Caratteristiche Ampelografiche

  • Vigoria: media.

  • Portamento: eretto.

  • Foglia: media, trilobata o pentalobata, spesso pentagonale.

  • Grappolo: compatto, di forma conica o cilindrica, dimensioni medie, talvolta con 0-1 ali.

  • Acino: medio, sferoidale, buccia spessa, consistente, di colore blu-nero con abbondante pruina.

  • Epoca di maturazione: tardiva, generalmente seconda metà di settembre - inizio ottobre.

Caratteristiche Agronomiche

  • Produttività media, stabilità variabile secondo andamento climatico.

  • Richiede gestione accurata del carico produttivo.

  • Buona tolleranza alla siccità.

  • Adatta a agricoltura integrata o biologica se ben arieggiata.

  • Discreta resistenza a peronospora e oidio.

  • Sensibile a eccessiva insolazione, alte temperature (>40 °C) e piovosità estiva, che possono causare marciume acido del grappolo.

Caratteristiche Enologiche e Organolettiche

Mosto ricco di polifenoli, con elevato contenuto zuccherino e acidità equilibrata. Vino di colore rubino intenso, con possibilità di riflessi violacei. Adatto a vinificazioni in rosso con macerazioni prolungate. Potenziale affinamento in legno, sviluppando complessità aromatica.
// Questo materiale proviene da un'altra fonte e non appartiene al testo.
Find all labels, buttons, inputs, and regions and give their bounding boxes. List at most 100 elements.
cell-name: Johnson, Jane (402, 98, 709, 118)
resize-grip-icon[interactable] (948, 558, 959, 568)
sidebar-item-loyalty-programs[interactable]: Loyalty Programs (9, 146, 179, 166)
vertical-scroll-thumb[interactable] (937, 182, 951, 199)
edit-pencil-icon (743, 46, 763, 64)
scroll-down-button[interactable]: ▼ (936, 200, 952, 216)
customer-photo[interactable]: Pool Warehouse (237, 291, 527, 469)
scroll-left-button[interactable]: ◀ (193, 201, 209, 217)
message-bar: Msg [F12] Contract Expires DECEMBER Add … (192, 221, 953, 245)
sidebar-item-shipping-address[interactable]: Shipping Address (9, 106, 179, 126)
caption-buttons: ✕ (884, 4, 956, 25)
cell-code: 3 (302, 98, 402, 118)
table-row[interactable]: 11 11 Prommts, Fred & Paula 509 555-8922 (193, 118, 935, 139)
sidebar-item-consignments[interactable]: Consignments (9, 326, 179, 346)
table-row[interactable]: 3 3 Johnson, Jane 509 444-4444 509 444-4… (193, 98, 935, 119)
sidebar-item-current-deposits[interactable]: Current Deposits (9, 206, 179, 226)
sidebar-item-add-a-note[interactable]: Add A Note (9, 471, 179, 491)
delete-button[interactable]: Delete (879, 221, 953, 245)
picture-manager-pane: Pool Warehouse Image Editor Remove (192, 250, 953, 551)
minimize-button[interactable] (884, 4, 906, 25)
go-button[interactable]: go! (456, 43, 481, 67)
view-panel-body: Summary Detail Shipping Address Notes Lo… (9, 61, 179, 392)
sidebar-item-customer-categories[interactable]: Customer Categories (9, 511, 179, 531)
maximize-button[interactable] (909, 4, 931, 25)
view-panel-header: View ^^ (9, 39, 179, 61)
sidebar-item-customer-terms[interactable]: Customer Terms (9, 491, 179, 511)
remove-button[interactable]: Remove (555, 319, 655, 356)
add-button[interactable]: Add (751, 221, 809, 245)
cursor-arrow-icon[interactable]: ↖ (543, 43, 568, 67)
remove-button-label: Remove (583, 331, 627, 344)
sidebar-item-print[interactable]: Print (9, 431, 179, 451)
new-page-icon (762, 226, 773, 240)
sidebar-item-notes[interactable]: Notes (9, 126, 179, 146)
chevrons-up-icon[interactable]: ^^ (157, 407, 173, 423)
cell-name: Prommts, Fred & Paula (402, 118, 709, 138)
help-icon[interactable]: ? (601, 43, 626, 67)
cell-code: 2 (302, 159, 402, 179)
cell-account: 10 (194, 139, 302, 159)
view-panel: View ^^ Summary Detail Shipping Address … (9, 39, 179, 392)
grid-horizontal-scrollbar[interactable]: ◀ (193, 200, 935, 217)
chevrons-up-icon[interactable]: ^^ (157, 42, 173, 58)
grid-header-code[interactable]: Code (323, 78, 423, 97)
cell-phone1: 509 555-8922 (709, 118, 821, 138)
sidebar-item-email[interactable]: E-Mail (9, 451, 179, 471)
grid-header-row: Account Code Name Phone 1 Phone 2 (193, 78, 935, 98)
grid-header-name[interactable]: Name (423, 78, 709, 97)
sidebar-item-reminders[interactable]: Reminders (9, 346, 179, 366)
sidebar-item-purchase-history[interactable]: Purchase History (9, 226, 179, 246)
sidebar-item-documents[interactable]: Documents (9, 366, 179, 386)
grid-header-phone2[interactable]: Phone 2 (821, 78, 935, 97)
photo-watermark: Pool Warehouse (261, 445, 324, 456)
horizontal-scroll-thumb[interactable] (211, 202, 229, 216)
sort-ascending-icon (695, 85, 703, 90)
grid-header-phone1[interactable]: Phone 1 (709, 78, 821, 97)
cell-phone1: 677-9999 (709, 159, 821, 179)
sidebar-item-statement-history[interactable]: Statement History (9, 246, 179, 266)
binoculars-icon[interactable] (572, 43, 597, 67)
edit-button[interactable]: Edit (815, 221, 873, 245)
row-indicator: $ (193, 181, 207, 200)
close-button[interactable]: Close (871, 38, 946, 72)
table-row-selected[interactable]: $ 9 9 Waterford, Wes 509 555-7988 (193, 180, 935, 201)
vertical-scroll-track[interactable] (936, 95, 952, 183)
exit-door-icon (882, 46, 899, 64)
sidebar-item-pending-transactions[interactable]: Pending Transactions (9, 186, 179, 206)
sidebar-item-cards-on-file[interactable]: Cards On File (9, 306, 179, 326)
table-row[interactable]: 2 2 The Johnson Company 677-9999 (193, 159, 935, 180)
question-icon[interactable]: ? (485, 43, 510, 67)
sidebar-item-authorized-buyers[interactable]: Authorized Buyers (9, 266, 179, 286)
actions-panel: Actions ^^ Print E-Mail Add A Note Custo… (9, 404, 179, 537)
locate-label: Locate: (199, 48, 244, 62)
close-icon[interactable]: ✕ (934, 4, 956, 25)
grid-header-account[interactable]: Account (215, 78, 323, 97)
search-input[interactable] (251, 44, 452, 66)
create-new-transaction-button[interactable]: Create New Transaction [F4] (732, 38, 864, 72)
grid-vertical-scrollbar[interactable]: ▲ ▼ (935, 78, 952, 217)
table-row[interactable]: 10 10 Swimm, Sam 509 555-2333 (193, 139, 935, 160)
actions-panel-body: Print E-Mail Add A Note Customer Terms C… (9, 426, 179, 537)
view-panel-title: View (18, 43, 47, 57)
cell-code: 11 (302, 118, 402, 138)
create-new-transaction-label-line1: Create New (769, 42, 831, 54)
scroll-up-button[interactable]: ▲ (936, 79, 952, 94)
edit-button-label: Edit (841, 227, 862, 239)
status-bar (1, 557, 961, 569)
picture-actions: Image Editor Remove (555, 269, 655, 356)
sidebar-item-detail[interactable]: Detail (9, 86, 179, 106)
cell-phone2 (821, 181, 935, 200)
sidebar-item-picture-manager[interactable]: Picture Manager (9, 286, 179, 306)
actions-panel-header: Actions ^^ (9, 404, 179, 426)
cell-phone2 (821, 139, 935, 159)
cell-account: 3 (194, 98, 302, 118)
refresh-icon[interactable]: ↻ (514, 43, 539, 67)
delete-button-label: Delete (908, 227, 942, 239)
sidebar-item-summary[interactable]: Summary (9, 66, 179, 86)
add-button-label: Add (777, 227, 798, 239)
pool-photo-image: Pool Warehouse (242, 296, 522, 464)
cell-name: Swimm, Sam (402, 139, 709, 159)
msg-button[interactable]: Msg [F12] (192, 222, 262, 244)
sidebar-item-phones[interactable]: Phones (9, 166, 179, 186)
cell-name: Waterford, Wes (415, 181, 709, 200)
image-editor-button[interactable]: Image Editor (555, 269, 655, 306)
Vini abbastanza longevi se vinificazione attenta.

  • Colore: rosso rubino intenso, talvolta violaceo.

  • Profumi: frutti di bosco maturi, more, visciole, spezie dolci (pepe nero, noce moscata), cuoio, liquirizia; possibili sfumature balsamiche e minerali.
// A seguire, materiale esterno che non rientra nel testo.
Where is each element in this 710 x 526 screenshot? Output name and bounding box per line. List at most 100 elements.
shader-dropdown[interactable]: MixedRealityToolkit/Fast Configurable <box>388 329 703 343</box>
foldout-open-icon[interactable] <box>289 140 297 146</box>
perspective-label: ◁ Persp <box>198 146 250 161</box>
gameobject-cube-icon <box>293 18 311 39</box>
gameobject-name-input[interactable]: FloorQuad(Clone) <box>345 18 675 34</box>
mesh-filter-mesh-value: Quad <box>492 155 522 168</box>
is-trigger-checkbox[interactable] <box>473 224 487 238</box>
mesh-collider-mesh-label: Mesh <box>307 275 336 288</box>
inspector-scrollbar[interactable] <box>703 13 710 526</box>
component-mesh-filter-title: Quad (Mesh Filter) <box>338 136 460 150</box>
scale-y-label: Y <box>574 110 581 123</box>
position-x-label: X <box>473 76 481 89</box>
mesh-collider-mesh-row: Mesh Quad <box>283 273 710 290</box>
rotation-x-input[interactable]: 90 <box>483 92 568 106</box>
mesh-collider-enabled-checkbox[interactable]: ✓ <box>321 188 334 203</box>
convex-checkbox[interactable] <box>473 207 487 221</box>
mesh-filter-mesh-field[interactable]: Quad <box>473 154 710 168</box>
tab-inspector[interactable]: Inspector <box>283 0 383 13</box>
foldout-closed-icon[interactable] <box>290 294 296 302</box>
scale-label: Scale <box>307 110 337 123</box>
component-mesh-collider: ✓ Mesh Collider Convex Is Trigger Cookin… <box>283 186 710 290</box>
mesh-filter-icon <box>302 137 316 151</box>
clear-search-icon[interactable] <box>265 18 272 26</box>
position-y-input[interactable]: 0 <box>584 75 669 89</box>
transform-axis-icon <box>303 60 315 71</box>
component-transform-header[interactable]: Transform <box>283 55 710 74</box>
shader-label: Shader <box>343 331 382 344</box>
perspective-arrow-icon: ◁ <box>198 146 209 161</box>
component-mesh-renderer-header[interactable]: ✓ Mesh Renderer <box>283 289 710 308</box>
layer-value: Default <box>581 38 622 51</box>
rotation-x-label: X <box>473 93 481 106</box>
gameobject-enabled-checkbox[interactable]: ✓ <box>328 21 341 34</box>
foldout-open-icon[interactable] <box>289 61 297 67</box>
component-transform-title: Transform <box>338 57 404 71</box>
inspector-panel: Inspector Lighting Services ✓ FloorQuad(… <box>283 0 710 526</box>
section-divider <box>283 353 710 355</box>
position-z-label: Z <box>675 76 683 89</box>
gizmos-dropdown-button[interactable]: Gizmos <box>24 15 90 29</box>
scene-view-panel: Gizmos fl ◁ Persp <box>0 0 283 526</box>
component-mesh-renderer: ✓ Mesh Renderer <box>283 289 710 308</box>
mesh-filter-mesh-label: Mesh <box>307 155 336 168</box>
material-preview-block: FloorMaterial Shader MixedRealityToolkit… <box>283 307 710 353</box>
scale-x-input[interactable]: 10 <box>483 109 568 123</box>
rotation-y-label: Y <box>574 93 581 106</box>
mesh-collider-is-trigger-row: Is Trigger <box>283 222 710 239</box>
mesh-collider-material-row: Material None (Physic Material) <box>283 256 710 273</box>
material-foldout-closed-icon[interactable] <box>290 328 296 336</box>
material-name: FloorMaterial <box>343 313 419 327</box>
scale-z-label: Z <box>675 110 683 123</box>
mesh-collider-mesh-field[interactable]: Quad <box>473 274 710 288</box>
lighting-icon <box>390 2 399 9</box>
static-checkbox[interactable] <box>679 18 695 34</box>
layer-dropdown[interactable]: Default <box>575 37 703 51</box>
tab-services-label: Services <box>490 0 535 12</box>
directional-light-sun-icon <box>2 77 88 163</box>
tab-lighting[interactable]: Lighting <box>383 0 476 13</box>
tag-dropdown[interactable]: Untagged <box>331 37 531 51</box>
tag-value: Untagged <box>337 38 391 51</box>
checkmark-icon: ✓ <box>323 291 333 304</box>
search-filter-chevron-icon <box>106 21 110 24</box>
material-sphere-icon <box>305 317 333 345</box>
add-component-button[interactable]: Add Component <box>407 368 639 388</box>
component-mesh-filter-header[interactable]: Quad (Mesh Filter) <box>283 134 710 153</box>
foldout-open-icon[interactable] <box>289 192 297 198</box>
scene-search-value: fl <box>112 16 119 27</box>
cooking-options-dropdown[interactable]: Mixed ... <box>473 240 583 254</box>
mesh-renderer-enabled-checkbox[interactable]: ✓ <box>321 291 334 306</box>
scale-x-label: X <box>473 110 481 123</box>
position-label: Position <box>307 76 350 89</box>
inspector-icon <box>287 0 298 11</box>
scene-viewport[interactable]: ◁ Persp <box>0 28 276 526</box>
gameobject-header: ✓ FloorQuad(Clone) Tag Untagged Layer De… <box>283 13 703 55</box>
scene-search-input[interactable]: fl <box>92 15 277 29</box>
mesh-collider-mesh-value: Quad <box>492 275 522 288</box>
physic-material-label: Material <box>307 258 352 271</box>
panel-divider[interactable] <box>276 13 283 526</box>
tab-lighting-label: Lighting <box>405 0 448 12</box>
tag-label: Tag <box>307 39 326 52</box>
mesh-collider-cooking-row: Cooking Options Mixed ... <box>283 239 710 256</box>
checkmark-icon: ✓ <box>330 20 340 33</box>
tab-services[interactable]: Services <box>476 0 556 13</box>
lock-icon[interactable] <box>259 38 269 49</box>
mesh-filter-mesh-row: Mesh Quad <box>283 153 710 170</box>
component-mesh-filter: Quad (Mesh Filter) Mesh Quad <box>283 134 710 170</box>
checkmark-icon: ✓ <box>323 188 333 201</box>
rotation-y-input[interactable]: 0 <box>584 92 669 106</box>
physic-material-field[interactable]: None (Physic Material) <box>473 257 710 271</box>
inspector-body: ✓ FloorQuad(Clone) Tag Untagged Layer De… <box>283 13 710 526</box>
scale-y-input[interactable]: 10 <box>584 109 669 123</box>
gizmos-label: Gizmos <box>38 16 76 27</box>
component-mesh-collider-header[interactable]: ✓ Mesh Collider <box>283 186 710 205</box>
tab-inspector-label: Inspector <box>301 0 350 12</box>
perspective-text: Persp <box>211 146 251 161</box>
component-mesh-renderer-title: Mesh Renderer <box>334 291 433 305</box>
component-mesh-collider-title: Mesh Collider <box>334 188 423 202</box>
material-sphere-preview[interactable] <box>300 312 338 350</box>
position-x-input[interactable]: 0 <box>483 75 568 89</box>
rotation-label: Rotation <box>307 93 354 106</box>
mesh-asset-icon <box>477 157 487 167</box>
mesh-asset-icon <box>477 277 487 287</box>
  • Gusto: strutturato, caldo, tannini presenti ma fini, buona persistenza, finale secco e leggermente amaricante.

Denominazioni e Tipologie

l Cagnulari è riconosciuto principalmente nella Denominazione di Origine Controllata (DOC) Alghero, dove può essere vinificato in purezza o in uvaggio con altri vitigni come Cannonau o Pascale di Cagliari.

I vini DOC Alghero Cagnulari presentano un colore rosso rubino intenso, profumi di frutti di bosco maturi, spezie, cuoio e liquirizia, corpo strutturato, tannini fini e buona persistenza gustativa.

Oltre alla DOC Alghero, alcuni produttori optano per indicazioni IGT come Isola dei Nuraghi, per distinguere i vini dal più noto panorama locale.

Cultura e Significato

Il Cagnulari rappresenta un esempio di viticoltura locale resiliente e identitaria: il vitigno non solo preserva una biodiversità rara, ma esprime anche il terroir del Logudoro e del Sassarese. Rappresenta la tenacia di piccoli produttori che hanno lottato per la sopravvivenza dei vitigni autoctoni e oggi è protagonista di eventi e confraternite dedicate alla promozione dei vini sardi.

Si abbina bene con primi piatti ricchi, carni rosse, arrosti, selvaggina e formaggi stagionati, incarnando la tradizione gastronomica della Sardegna.

In sintesi, il Cagnulari è non solo un vitigno autoctono prezioso, ma anche un simbolo di identità culturale e gastronomica della Sardegna, con un grande potenziale di valorizzazione enologica e turistica.